I could see this coffee being used for espresso, but I think that the subtle floral notes here may be lost with that preparation method. Follow along with Alex below, and check out his Stagg X filter brews!

brew

Brew Analysis by Alex Taylor

After tasting this coffee on the cupping table, I felt confident that it would make a delicious brew with any of my fairly standard recipes: something along the lines of 1:16, 3-4 minute brew time, etc. I often find that some of the most pleasant surprises happen closer to the “extremes”, so I decided to try two brews here with brew ratios that I ordinarily wouldn’t choose for a coffee like this one. Best case scenario, the coffee surprises me and I have something unusual and delicious; worst case scenario, I bet this would still be pretty tasty. I used the Stagg X brewer from Fellow for both brews, following a 1:14 brew ratio for my first brew and a 1:18 ratio for my second. Typically, 1:14 is a good bit stronger than I prefer my coffee, and 1:18 winds up being a little too weak for my tastes. Those two factors aside, I didn’t change much else here; I didn’t want to go completely off the rails.

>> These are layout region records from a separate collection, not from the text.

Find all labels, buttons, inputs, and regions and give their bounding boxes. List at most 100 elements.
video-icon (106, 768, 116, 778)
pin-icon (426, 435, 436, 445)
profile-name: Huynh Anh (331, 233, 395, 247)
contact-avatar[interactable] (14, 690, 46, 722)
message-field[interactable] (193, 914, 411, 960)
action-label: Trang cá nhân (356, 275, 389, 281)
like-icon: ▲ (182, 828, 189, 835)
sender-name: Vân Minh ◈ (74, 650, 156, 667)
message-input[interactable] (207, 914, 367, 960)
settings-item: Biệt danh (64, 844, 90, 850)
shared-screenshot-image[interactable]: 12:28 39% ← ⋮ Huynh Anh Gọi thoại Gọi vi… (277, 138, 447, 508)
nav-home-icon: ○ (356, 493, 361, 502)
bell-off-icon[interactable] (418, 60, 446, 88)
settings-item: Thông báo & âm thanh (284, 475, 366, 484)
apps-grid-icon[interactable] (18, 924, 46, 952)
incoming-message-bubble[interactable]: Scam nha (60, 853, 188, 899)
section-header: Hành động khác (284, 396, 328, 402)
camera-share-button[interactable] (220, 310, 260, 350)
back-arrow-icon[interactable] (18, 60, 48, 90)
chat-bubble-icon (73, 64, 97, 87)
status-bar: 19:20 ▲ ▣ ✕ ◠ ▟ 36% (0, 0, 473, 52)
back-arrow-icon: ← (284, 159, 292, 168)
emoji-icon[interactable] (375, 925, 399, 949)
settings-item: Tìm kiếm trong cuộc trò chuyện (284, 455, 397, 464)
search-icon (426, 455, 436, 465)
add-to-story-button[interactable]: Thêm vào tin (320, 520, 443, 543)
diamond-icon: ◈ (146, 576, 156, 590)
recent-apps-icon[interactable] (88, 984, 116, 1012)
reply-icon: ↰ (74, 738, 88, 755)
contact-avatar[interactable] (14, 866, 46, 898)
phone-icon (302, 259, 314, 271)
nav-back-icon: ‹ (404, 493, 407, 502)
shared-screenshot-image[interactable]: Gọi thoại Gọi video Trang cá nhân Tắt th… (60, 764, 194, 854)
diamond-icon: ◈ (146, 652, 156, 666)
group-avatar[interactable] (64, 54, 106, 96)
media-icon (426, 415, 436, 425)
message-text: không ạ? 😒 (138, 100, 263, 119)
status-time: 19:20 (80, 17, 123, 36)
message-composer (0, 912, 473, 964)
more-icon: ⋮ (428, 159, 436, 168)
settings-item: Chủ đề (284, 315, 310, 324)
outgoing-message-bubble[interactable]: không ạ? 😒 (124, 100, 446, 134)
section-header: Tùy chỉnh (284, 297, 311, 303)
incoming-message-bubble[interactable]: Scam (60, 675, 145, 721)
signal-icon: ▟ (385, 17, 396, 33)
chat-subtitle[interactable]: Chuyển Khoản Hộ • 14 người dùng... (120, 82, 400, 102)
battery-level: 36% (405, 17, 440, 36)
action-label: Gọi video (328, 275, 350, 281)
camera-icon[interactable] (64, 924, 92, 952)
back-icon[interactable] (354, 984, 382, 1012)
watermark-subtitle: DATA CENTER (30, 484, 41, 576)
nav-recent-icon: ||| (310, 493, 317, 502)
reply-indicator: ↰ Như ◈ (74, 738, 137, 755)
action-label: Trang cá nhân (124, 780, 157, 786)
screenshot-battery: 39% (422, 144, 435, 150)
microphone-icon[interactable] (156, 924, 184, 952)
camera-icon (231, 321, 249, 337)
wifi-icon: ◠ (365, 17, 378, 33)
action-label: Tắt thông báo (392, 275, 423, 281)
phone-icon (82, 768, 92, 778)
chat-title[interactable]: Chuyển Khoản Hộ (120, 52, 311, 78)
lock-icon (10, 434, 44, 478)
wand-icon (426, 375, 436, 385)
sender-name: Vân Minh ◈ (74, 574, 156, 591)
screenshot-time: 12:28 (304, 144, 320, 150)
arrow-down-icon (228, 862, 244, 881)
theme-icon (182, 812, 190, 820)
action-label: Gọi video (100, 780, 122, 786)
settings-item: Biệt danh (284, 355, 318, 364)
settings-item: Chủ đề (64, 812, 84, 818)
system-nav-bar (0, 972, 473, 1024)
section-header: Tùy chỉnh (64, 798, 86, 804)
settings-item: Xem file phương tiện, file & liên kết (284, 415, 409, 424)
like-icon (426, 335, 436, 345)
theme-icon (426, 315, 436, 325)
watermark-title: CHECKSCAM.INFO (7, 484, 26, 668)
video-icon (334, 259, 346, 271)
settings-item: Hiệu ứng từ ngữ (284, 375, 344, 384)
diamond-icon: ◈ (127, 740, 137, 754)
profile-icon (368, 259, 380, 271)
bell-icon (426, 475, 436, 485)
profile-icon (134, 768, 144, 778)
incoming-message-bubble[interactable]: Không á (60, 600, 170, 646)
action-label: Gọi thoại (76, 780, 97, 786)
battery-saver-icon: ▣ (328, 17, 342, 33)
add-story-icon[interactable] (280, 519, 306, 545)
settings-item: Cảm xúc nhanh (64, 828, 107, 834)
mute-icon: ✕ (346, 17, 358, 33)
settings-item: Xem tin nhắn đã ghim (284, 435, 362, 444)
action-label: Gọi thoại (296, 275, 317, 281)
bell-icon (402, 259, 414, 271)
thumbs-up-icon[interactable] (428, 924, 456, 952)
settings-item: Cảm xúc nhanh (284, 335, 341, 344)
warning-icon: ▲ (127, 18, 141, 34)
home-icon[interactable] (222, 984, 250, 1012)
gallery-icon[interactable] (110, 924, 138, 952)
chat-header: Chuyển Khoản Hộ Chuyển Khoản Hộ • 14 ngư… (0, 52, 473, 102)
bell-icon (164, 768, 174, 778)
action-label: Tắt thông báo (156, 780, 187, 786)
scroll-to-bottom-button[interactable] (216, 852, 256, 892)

The first, stronger brew was quite nice! It boasted a juicy, complex acidity with notes of lime, pear, grape, and peach. And throughout the cup was a smooth and rich milk chocolate base note that coupled quite nicely with the coffee’s gentle floral finish. The second cup, with the 1:18 brew ratio, had many of the same tasting notes, but with an overall crisper body and a shorter, cleaner finish. We tasted white peach, green apple, grape (chardonnay), brown sugar, pecan, and cocoa. I think both brews could have been improved, but we all agreed that these cups were delicious just the way they were, too, which indicates that this coffee can perform well under a variety of brew methods. So whether you’re looking for something to make a delicate afternoon pourover or you’re groggily fixing yourself a French press in the morning, this could be the coffee for you.

Origin Information

Grower
Salvador Reyes
Variety
Parainema
Region
Victoria, Yoro, Honduras
Harvest
November - March
Altitude
1450 meters
Soil
Clay minerals
Process
Fully washed, 15 to 17 hour fermentation and 10-12 day dryed in the sun
Certifications

Background Details

Beneficio Santa Rosa is the powerhouse of western Honduras, boasting one of the most state-of-the-art dry mill operations in all Central America. It starts with location. Santa Rosa de Copan has mild weather conditions, which makes for an ideal warehouse location for resting parchment and preparing coffee for export. Copan is the second largest growing region in Honduras, which means Beneficio Santa Rosa is well situated to receive coffee from many excellent sources. Most importantly, Beneficio Santa Rosa has a fully staffed cupping lab equipped to cup through thousands of samples and identify the potential for every coffee that is received. So it should be no surprise that Beneficio Santa Rosa has delivered an exceptional number of “Top Tier” micro-lots for Royal this season. Salvador Reyes cultivated and harvested this micro-lot on his 23-acre farm called Monte Gerizim located in the Department of Yoro. Salvador and his family have been farming coffee for the last  twenty six years. in addition to coffee, Salvador cultivates beans corn and avocadoes. The varietal called parainema was specifically designed for Honduras through IHCAFE and has proven itself with 2 first place finishes in recent Cup of Excellent auctions in Honduras. Salvador uses his own micro-mill to process harvested cherries, which allows for meticulous care in sorting, depulping, fermenting, and drying the coffee on raised beds.